While deceptively simple, Super Planet Crush is designed as a gateway drug into harder exoplanet-hunting exploits.
One of my many exoplanet systems at work, right before disaster struck. Image: Super Planet Crash
We're all hurtling at tens of thousands of miles an hour through a solar system of unfathomable complexity, one that's just a tiny part of a universe of completely incomprehensible size. Yes, space is mind-blowingly awesome, and deserving of every superlative you can throw at it. But it can also be hard to wrap you head around how it works on a visceral level, which is why I can't stop playing Super Planet Crash.
Super Planet Crash is a deceptively-simple browser game developed by Stefano Meschiari, a postdoctoral astronomer at UT Austin. The game lets users build model star systems that are governed by a Newtonian model of gravity; the goal is to get the highest score—more complex systems with larger bodies rack up more points—while also surviving for 500 years.
It's pretty easy to get one Earth-sized planet to rotate a star, but when you start sending larger bodies into orbit, things can decay quickly. As the search for exoplanets continues, it's a great way to show just how rare a working, complex star system actually is.
"While there are many, many physical bells and whistles that one could add to the simulation, at the most basic level the dynamics of planetary systems is dominated by the simple law of gravity one learns in school," Meschiari said over chat. "I think the simplicity of it is one of the things that appeal to both my friends working in astronomy, and the 'regular' people that are playing with it."
The project is an offshoot of Systemic, software designed to help researchers searching for exoplanets sift through data gleaned from the Keck and APF telescopes. The original Systemic console was written by Greg Laughlin, a professor of astronomy and astrophysics at the University of California, Santa Cruz, with development help from Meschiari, who was a grad student at the time. Meschiari also did much of the work on Systemic 2, a more advanced iteration of the software, as well as an online version.
"Systemic is the app that people can use to look at real data coming from telescopes around the world. I made it simple enough that even a student or amateur without training could use it. A lot of people enjoy using it, however it is still too technical and difficult for the casual user," Meschiari said.
"Hopefully people that play SPC then want to know more about exoplanets and perhaps even graduate to other online tools, like Systemic or Planet Hunters, or take one of the MOOC classes on exoplanets!" he added.
Meschiari said that, even though the game is targeted at more casual space fans who'd like to learn a bit more about planetary dynamics, his colleagues—you know, actual astronomers—love it.
"People are berating me because it's making them waste valuable time when they should be writing proposals for the Hubble telescope," he said. "When I first sent it around to a few colleagues for beta testing, the department stopped for one afternoon."

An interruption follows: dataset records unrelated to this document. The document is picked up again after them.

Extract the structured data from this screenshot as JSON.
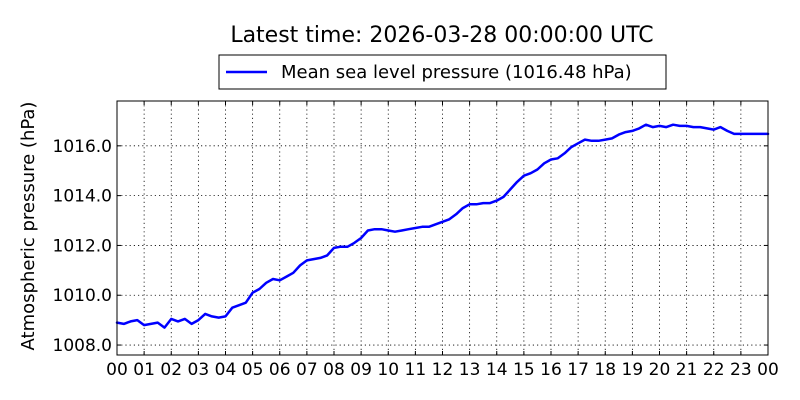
{
  "chart_data": {
    "type": "line",
    "title": "Latest time: 2026-03-28 00:00:00 UTC",
    "xlabel": "",
    "ylabel": "Atmospheric pressure (hPa)",
    "x_ticks": [
      "00",
      "01",
      "02",
      "03",
      "04",
      "05",
      "06",
      "07",
      "08",
      "09",
      "10",
      "11",
      "12",
      "13",
      "14",
      "15",
      "16",
      "17",
      "18",
      "19",
      "20",
      "21",
      "22",
      "23",
      "00"
    ],
    "xlim": [
      0,
      24
    ],
    "ylim": [
      1007.6,
      1017.8
    ],
    "y_ticks": [
      "1008.0",
      "1010.0",
      "1012.0",
      "1014.0",
      "1016.0"
    ],
    "y_tick_values": [
      1008,
      1010,
      1012,
      1014,
      1016
    ],
    "grid": true,
    "legend_position": "top-center",
    "series": [
      {
        "name": "Mean sea level pressure (1016.48 hPa)",
        "color": "#0000ff",
        "x": [
          0,
          0.25,
          0.5,
          0.75,
          1.0,
          1.25,
          1.5,
          1.75,
          2.0,
          2.25,
          2.5,
          2.75,
          3.0,
          3.25,
          3.5,
          3.75,
          4.0,
          4.25,
          4.5,
          4.75,
          5.0,
          5.25,
          5.5,
          5.75,
          6.0,
          6.25,
          6.5,
          6.75,
          7.0,
          7.25,
          7.5,
          7.75,
          8.0,
          8.25,
          8.5,
          8.75,
          9.0,
          9.25,
          9.5,
          9.75,
          10.0,
          10.25,
          10.5,
          10.75,
          11.0,
          11.25,
          11.5,
          11.75,
          12.0,
          12.25,
          12.5,
          12.75,
          13.0,
          13.25,
          13.5,
          13.75,
          14.0,
          14.25,
          14.5,
          14.75,
          15.0,
          15.25,
          15.5,
          15.75,
          16.0,
          16.25,
          16.5,
          16.75,
          17.0,
          17.25,
          17.5,
          17.75,
          18.0,
          18.25,
          18.5,
          18.75,
          19.0,
          19.25,
          19.5,
          19.75,
          20.0,
          20.25,
          20.5,
          20.75,
          21.0,
          21.25,
          21.5,
          21.75,
          22.0,
          22.25,
          22.5,
          22.75,
          23.0,
          23.25,
          23.5,
          23.75,
          24.0
        ],
        "values": [
          1008.9,
          1008.85,
          1008.95,
          1009.0,
          1008.8,
          1008.85,
          1008.9,
          1008.7,
          1009.05,
          1008.95,
          1009.05,
          1008.85,
          1009.0,
          1009.25,
          1009.15,
          1009.1,
          1009.15,
          1009.5,
          1009.6,
          1009.7,
          1010.1,
          1010.25,
          1010.5,
          1010.65,
          1010.6,
          1010.75,
          1010.9,
          1011.2,
          1011.4,
          1011.45,
          1011.5,
          1011.6,
          1011.9,
          1011.95,
          1011.95,
          1012.1,
          1012.3,
          1012.6,
          1012.65,
          1012.65,
          1012.6,
          1012.55,
          1012.6,
          1012.65,
          1012.7,
          1012.75,
          1012.75,
          1012.85,
          1012.95,
          1013.05,
          1013.25,
          1013.5,
          1013.65,
          1013.65,
          1013.7,
          1013.7,
          1013.8,
          1013.95,
          1014.25,
          1014.55,
          1014.8,
          1014.9,
          1015.05,
          1015.3,
          1015.45,
          1015.5,
          1015.7,
          1015.95,
          1016.1,
          1016.25,
          1016.2,
          1016.2,
          1016.25,
          1016.3,
          1016.45,
          1016.55,
          1016.6,
          1016.7,
          1016.85,
          1016.75,
          1016.8,
          1016.75,
          1016.85,
          1016.8,
          1016.8,
          1016.75,
          1016.75,
          1016.7,
          1016.65,
          1016.75,
          1016.6,
          1016.48,
          1016.48,
          1016.48,
          1016.48,
          1016.48,
          1016.48
        ]
      }
    ]
  }
}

Astronomers aren't the only ones stoked on the game. "The website has been brought down tens of time today and my web hosting account was temporarily suspended," he said. "In just eight hours yesterday I got almost 200,000 views, which is not too shabby for an astronomy game."
While Meschiari said SPC is currently one of the projects he works on in his spare time, he's hoping to get funding to help support its development, as well as make Systemic, the more serious app, more easily used by the layperson. (While Systemic Live does offer tutorials, it still takes a bit of work before the uninitiated can get started.)
Systemic Live is a powerful tool for exoplanet hunting, but it takes time to learn to use.
"I would really like to make the Systemic app less dry and technical, and more user-friendly and 'immersive.' Browsers today incorporate really sophisticated technology, like WebGL, that is just begging to be used for cool, realistic three-dimensional visualizations of data and exoplanetary systems," he said. "I've been talking with some of my colleagues about interesting, cool things to add to Super Planet Crash—like a binary stellar companion, or accretion of gas from an external disk—the possibilities are really endless!"
After playing off-and-on for much of the last 24 hours, it's clear just how difficult building a complex planetary system actually is. You might think you've got your ice giant orbiting nicely outside a packed habitable zone (bonus points for that!), but after a few years, the orbit might decay; throw in a few more planets, and you might get back to equilibrium, or everything might collapse. I asked Meschiari was the best strategy is, hoping to get an edge.
"You'll have to ask some of my colleagues that hold those 100,000,000 points scores!" he said. "I'm too impatient to play the game myself, so my score is tragically low!"
I suppose there's no better vote of support for the realism of an astronomy game than the fact that the best players are actual astronomers. But that's the point: By developing a game that actually shows people how star systems work, Meschiari created a clear stepping stone from casual exoplanet interest into actual hands-on study, which is made possible by Systemic. For current and future citizen scientists with an eye towards the stars, it's exciting to see such support from the pros.